2. « L'apologie » de la société de
l'information et les discours technicistes
L'émergence d'Internet a suscité une abondante
littérature : du catastrophisme à l'exaltation et du
dénigrement à la célébration. Face aux technophobes
(comme Georges Orwell, Paul Virilio, ou Jacques Ellul) qui dénoncent les
effets désastreux des TIC, de nombreux discours technicistes et
technophiles24 (Pierre Lévy, Joël de Rosnay, Nicholas
Negroponte,...) font une « apologie » de la société de
l'information25 et de ses valeurs de liberté,
d'égalité ou d'universalité. Ces discours sur la
société de l'information constituent le prolongement de la
pensée macluhanienne26 qui fait du médium le message
et présentent les TIC comme solution salvatrice pour le
développement social et humain. S'appuyant généralement
sur des néologismes et des expressions métaphoriques («
autoroutes de l'information », « télématique »),
les éloges accompagnant les mythes autour de la création ou de la
diffusion des technologies sont empreints d'utopie. En effet, il s'agit de
propos tenus par des acteurs poursuivant un but précis (faire croire,
vendre et diffuser les TIC)27. Les argumentations de ces propos
contribuent à une projection mirobolante de la technologie du futur en
vantant, souvent de façon exagérée, tous les aspects
positifs de cette technologie sur l'amélioration de nos conditions de
vie du présent.
22 On sous-entend par « Appropriation » le
processus d'apprentissage et de contrôle sur l'utilisation de l'outil.
23 ARNAUD Michel, La
nécessaire ingénierie sociale au-delà de la
réduction de la fracture numérique, Conférence
«TIC & Inégalités : les fractures
numériques», Paris, Carré des Sciences, 18-19 novembre
2004.
24 L'utilisation de ce terme dans ce contexte-ci ne
fait pas référence aux « geek » qui sont des
passionnés (jeunes férus et amateurs) de l'informatique et des
nouvelles technologies.
25 La société de l'information a
plusieurs variantes : Certains lui préfèrent l'expression «
société des connaissances », « société
des savoirs », « société des savoirs partagés
» (UNESCO).
26 MACLUHAN Marshall, Pour comprendre
les médias, Editions du Seuil, 1977.
27 « Dans tous les cas, ces nouvelles descriptions
prophétiques fournissent d'ores et déjà les multiples
avantages de l'idéologie : elle aide les marchands à vendre, les
politiques à formuler des objectifs mobilisateurs pour l'opinion, les
managers à discipliner la force de travail, les chercheurs à
obtenir des subventions, etc. » WEYGAND Félix,
Réseaux ambiants, invisibilité, objets communicants...
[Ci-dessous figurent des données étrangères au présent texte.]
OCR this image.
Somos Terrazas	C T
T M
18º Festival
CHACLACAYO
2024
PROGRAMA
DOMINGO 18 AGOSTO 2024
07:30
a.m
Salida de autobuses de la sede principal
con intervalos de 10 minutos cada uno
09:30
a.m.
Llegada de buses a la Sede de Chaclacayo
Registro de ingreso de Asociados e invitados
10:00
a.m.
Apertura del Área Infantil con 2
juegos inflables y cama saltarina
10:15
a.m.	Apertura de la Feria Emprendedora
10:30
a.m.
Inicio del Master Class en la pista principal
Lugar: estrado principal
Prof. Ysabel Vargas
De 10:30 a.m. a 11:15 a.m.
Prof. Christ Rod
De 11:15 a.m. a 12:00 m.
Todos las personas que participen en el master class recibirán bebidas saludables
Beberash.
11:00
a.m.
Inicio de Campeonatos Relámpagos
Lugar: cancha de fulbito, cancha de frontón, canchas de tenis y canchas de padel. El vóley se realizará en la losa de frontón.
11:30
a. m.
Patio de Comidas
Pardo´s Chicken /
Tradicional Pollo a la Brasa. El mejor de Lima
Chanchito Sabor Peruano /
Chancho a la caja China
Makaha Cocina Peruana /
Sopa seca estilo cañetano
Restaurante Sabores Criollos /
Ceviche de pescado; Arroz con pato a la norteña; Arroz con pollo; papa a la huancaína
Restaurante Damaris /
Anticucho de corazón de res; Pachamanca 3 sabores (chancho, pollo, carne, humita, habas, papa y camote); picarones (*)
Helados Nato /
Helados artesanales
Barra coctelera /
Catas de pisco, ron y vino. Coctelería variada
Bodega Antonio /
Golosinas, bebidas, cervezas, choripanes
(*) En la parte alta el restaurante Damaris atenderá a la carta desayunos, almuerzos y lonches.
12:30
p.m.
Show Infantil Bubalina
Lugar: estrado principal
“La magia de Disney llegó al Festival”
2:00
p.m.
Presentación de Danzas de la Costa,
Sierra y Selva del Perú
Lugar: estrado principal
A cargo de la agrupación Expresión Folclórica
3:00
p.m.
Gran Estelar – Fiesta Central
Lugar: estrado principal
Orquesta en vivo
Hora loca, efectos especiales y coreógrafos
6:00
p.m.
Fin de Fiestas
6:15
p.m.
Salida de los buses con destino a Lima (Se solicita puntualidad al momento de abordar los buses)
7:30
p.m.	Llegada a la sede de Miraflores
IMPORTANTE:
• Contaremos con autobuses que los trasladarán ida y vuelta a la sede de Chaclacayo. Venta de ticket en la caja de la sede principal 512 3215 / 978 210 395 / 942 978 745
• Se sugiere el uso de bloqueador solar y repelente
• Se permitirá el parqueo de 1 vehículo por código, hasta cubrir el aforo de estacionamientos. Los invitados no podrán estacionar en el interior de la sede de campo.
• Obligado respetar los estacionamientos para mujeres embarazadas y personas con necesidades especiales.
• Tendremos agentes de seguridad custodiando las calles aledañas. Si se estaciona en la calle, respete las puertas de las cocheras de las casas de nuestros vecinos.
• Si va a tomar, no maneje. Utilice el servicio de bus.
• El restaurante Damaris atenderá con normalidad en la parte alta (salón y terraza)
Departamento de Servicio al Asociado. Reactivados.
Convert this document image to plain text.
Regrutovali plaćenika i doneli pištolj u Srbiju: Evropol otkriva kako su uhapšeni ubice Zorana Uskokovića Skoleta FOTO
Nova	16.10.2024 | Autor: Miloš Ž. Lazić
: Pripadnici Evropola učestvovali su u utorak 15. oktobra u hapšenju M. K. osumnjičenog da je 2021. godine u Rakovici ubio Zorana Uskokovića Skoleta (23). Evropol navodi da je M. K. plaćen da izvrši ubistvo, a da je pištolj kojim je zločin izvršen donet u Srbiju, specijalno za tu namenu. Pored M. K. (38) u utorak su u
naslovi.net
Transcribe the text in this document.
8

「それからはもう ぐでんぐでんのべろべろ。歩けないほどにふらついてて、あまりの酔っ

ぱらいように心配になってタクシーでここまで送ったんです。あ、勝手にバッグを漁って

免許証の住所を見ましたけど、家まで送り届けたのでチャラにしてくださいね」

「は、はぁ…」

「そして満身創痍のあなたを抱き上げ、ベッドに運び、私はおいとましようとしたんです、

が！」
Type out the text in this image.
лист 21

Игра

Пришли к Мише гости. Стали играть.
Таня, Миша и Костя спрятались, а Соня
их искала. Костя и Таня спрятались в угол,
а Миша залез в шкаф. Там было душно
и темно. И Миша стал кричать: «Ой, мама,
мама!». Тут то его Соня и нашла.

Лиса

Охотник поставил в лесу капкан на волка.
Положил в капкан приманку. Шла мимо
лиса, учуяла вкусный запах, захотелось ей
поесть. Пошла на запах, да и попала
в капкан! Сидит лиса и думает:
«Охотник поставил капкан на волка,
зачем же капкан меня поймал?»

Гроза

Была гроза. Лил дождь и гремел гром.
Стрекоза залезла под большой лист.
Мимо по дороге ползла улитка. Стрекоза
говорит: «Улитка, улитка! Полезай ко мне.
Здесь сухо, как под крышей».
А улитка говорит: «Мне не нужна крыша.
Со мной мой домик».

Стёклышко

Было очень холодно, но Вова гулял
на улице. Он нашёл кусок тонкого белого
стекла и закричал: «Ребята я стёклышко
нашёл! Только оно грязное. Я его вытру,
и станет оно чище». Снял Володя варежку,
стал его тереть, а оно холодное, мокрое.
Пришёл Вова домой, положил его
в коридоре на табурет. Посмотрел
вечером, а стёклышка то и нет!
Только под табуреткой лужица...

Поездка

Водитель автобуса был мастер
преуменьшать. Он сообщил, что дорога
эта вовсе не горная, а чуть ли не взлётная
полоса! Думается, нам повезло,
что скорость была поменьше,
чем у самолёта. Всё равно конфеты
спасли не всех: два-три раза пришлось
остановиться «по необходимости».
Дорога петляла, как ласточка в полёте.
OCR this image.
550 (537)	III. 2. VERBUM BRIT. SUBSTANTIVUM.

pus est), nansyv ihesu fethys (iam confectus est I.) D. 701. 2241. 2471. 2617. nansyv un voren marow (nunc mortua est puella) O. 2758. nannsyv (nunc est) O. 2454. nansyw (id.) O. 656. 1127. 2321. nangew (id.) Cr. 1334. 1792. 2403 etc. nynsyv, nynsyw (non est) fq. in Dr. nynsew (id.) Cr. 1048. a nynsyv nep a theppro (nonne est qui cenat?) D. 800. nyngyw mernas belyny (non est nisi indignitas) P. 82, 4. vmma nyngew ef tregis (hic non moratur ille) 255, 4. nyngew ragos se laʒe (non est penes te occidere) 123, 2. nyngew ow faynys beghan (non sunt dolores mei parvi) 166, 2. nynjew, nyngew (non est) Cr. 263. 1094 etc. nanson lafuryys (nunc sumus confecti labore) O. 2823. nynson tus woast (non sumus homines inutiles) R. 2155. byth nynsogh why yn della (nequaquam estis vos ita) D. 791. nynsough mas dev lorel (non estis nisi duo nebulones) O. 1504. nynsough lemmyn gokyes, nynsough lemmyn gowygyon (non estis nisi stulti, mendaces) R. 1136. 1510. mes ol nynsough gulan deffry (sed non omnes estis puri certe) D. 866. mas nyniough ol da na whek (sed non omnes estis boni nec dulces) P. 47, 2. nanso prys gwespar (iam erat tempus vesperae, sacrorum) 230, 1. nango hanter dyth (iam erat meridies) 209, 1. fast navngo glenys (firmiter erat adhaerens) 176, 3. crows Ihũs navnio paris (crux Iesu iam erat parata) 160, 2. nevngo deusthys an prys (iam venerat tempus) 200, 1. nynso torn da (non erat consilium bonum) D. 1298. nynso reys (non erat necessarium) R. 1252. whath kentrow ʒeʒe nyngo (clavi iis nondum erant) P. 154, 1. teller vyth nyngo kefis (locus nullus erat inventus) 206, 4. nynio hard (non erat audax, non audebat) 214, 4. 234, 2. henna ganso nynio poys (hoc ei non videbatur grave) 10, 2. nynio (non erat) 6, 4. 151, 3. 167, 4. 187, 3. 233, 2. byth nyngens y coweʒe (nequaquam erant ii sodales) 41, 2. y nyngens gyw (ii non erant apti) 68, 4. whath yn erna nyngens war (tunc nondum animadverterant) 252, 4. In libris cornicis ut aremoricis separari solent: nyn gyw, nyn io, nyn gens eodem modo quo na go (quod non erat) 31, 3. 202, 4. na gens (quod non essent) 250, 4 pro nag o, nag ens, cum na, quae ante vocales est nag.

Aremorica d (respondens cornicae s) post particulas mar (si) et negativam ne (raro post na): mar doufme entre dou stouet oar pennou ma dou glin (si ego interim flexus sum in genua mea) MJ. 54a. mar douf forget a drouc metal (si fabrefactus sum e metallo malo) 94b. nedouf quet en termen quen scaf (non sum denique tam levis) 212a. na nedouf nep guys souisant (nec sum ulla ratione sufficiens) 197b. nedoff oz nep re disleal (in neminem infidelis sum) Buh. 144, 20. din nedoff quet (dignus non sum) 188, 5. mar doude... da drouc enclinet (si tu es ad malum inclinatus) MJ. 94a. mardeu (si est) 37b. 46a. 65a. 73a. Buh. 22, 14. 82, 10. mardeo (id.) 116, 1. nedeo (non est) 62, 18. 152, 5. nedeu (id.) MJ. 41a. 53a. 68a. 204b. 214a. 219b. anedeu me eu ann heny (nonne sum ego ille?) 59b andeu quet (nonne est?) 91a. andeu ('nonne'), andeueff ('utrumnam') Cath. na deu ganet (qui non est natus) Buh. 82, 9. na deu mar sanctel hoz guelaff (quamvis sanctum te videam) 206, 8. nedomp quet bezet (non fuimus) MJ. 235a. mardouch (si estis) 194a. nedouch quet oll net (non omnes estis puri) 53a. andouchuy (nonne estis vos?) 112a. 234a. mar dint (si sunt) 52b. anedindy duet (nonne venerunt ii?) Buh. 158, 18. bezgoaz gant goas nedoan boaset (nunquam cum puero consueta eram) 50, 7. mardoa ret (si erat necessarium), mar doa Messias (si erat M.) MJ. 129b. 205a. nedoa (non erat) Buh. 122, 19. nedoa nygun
Transformation du statut de l'usage et de l'appropriation, In Colloque
« Interroger la société de l'information »,
Congrès de l'ACFAS, Université McGill, Montréal, 18-19 mai
2006, p. 6.
Ainsi, depuis le télégraphe de Chappe
jusqu'à l'avènement d'Internet, chaque innovation technique est
accompagnée d'un discours dit « millénariste », qui
annonce un monde meilleur. Ce genre de discours est de type performatif car il
«dit la société telle qu'on la veut, et en la disant la
prépare, lui donne un peu plus de réalité, la fait
accepter : (...) le performatif est efficace».28 En
déplaçant les TIC de leur cadre présupposé de
fonctionnement au cadre d'usage réel, les techniciens, les journalistes,
les organisations internationales et les vulgarisateurs produisent, par leurs
discours, un contexte mythique qui nourrit les attentes parfois trop
idéalistes des utilisateurs par rapport à ces technologies.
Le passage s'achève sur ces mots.